The prisoners were all tried at once, and the procedure took three weeks and was quite an education in contemporary problems—or would have been, had the newspapers reported both sides. To get the workers’ side, you had to sit in the court room; and Bunny went whenever he could get loose from the university. He was there when the prosecution sprung a “surprise” witness, and it was a surprise to Bunny also—his boyhood friend, Ben Skutt! Ben, it appeared, had grown a moustache and taken a course in the Moscow dialect, and had turned up as an oil worker out of a job, and been admitted to the Workers’ party, and before long had got a job in the office. Now he had harrowing stories to tell of the criminal things he had heard said, and of efforts the party had made to incite the oil workers to rise and destroy the wells. On the other hand, so Bunny was told by Ikey Menzies, the Communists were ready to swear that Ben Skutt had himself done all the proposing of destruction—at the crisis of the strike he had spent his time insisting that the only way to save the situation was to get a bunch of real fighting men and burn up half a dozen oil fields.

Bunny went home to his father. “Dad, just what was it made you get rid of Ben Skutt?”

“Why, I found he’d been taking commissions from the other feller. He’d been up to other rascalities, too.”

“Just what?”

Dad laughed. “He had a scheme that was a wonder. You know, down there at Prospect Hill, people were in a crazy hurry to drill; the owner of the next lot was getting his well down first, and draining all the oil away. Ben and another feller would find a bunch of lot owners jist on the point of making a good lease; and Ben would have his pal give him a quit-claim deed to one of those lots. Ben would record the deed, and of course, when the title company come to report on the property, there was that cloud on the title. The owner would come hustling after Ben Skutt in a panic, what the hell was this? And Ben would look shocked, and tell how he had bought the lot from some feller in good faith. Who was the feller? Well, the feller had disappeared, and nobody could find him. But there Ben had the lease tied up, and the drilling couldn’t start. The lot owner would rage and swear—all the lot owners in the lease was all tied up together, and nobody could do anything with their property till that one lot had got free. To go into court and clear the title would take six months or so, and meantime the chance to lease would be gone; so the owners would have to chip in and pay Ben five thousand or so—whatever he claimed he had paid to the other man.”

“I should think that trick would have been tried a lot of times,” remarked Bunny; and Dad answered, it would be tried just long enough for the news to git round, and then some lot owner would stick a gun under Ben’s nose, and settle it that way. What had happened in his case was the usual thing, a woman had got hold of him and plucked him clean, and that was why he was doing spy work for the patriotic societies.
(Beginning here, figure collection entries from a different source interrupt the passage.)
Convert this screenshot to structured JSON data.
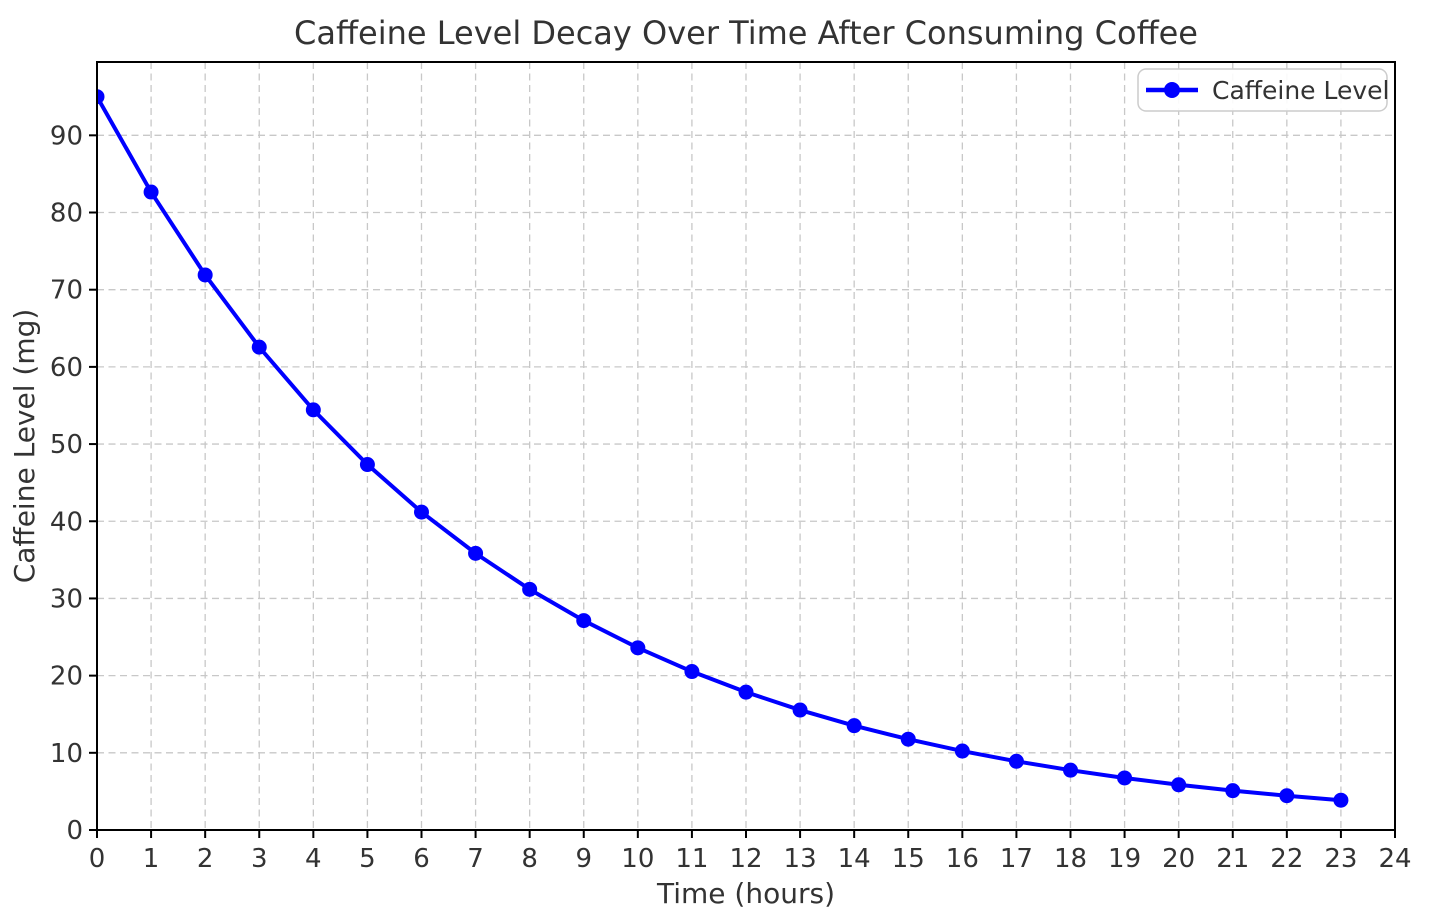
{
  "chart_data": {
    "type": "line",
    "title": "Caffeine Level Decay Over Time After Consuming Coffee",
    "xlabel": "Time (hours)",
    "ylabel": "Caffeine Level (mg)",
    "x": [
      0,
      1,
      2,
      3,
      4,
      5,
      6,
      7,
      8,
      9,
      10,
      11,
      12,
      13,
      14,
      15,
      16,
      17,
      18,
      19,
      20,
      21,
      22,
      23
    ],
    "series": [
      {
        "name": "Caffeine Level",
        "values": [
          95.0,
          82.65,
          71.91,
          62.56,
          54.43,
          47.35,
          41.19,
          35.84,
          31.18,
          27.13,
          23.6,
          20.53,
          17.86,
          15.54,
          13.52,
          11.76,
          10.23,
          8.9,
          7.75,
          6.74,
          5.86,
          5.1,
          4.44,
          3.86
        ],
        "color": "#0000ff",
        "marker": "circle"
      }
    ],
    "xlim": [
      0,
      24
    ],
    "ylim": [
      0,
      99.5
    ],
    "x_ticks": [
      0,
      1,
      2,
      3,
      4,
      5,
      6,
      7,
      8,
      9,
      10,
      11,
      12,
      13,
      14,
      15,
      16,
      17,
      18,
      19,
      20,
      21,
      22,
      23,
      24
    ],
    "y_ticks": [
      0,
      10,
      20,
      30,
      40,
      50,
      60,
      70,
      80,
      90
    ],
    "grid": true,
    "grid_style": "dashed",
    "legend_position": "upper right"
  },
  "colors": {
    "line": "#0000ff",
    "grid": "#c8c8c8",
    "axis": "#000000",
    "text": "#333333",
    "background": "#ffffff",
    "legend_border": "#cccccc",
    "legend_background": "#ffffff"
  }
}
Bunny knew that his father didn’t owe anything to this slippery rascal, and wouldn’t mind his being exposed, provided Bunny’s name was not dragged in. It would be easy to trace the matter down, by looking up Ben’s real estate transactions in the county records; he would have given a quit-claim deed to the lot owners whom he had held up, and if these men were still in the neighborhood, no doubt they would testify, or could be made to. Bunny saw Rachel at the university next morning and told her the story, and gave her a hundred dollar bill to cover the costs of a title search. She passed it on to Joe or Ikey, and two days later Ben was confronted by half a dozen infuriated citizens, male and female, who did a good deal to shake the jury’s faith in his testimony as to secret conspiracies in the Workers’ party! The jury disagreed in the case of all but two men, the leading party directors; these got six years apiece, but the Menzies boys got off, and the party held a celebration, which was described in the newspapers as an orgy of red revolutionary raving.

X

Dad was not so much troubled by the news which Bunny told him, that Dan Irving was on the trail of Vernon Roscoe in the national capital. There was bound to be gossip about the lease, of course; there were always “soreheads,” trying to make trouble, but everybody would understand it was jist politics. It was the biggest “killing” of Dad’s life-time, and of Verne’s, too; they would go ahead and drill the land and get out the oil, and nothing else would count. You had to be a sort of hard-shell crab in this game; it was too bad Bunny wasn’t able to grow the necessary shell. Also, it was too bad that a nice young feller like “the professor” couldn’t find anything better to do with himself than to go smelling round Verne’s out-house.

There had been a new company formed, to develop this greatest oil field in America, and Dad was part owner of the stock, and a vice-president, with another hundred thousand a year for directing the development work. But he wasn’t going to wear himself out with detail, he promised Bunny; he had trained some competent young fellers by now, and all he had to do was direct them. It was a wonderful job, and he was all wrapped up in putting it through, working harder than ever, in defiance of his doctors.